Data Analytics

Turning Farm Data into Management Decisions

Most farms have more data than they use. The gap between collecting numbers and acting on them is where profit hides — and where the data-driven farms pull away from their neighbours.

All insights

The Problem

Walk into almost any commercial farm and you will find weighing books, feed sheets, mortality logs, treatment records, and at least three spreadsheets.

Ask the manager what last week's numbers changed about today's decisions, and the room often goes quiet.

Collecting data is easy. Using it is the discipline that separates a top-quartile operation from an average one.

Why It Matters

Data that does not change a decision is overhead. It costs labour to collect, storage to keep, and management attention to maintain — and it returns nothing.

Worse, unused data creates the illusion of being data-driven, which delays the real work of building a decision cadence.

The farms that grow fastest are not the ones that collect the most data. They are the ones that turn the smallest, cleanest dataset into the most decisions per week.

The Analytics Perspective

A decision pipeline has four stages: Capture → Clean → Visualise → Act. Most farms break at stage three: the data is there, the dashboard exists, but nobody reviews it on a fixed cadence with named owners.

Every KPI on the dashboard should map to a named decision: who acts, when, and based on what threshold. A KPI with no owner and no threshold is decoration.

Decision velocity — the number of measured decisions made per week — is a better predictor of farm performance than data volume. A farm making ten data-backed decisions a week will outperform a farm collecting ten times more data and making one.

Practical Example

A poultry layer farm tracked daily egg production for years but only reviewed it monthly. Drops were always caught after the fact — usually after two to three weeks of accumulated loss.

After moving to a weekly review with red/amber/green thresholds and a named owner for each threshold, a feed contamination issue was identified within 6 days instead of 5 weeks.

Estimated saving on that single incident: 18,000 eggs, plus avoided veterinary cost and avoided market disruption.

Same underlying data.
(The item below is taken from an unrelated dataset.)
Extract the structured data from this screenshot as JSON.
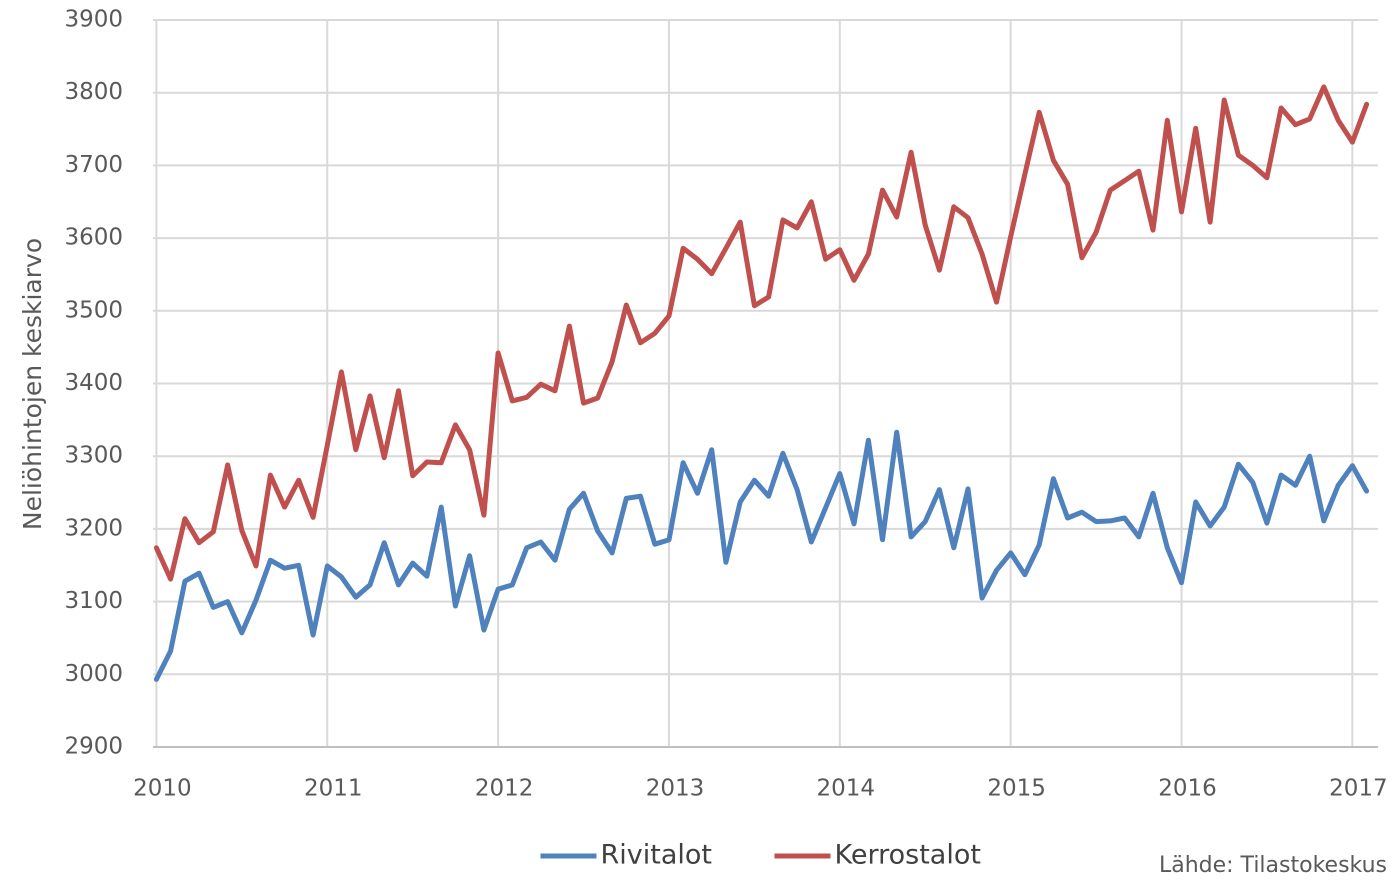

New cadence. Different outcome. The dashboard had been in place for two years before the review discipline was added — and added almost no incremental cost.

Actionable Recommendations

  • List every report you currently produce. For each, name the specific decision it drives. Cut every report that does not drive one.
  • Set a weekly review meeting with a fixed agenda built around the dashboard, at the same time every week, with the same attendees.
  • Assign one owner and one action to every KPI that crosses a threshold. No orphan red lights.
  • Close the loop: at next week's meeting, the first item is the previous week's actions and their outcomes.
  • Treat data quality as a production task with a named owner, not as an IT task.
  • Publish decision velocity itself as a meta-KPI: how many measured decisions did the team make this month?

Key Takeaway

Data does not improve a farm. Decisions do. Your job as a manager is to shorten the distance between the two — every week, with discipline, against the same dashboard.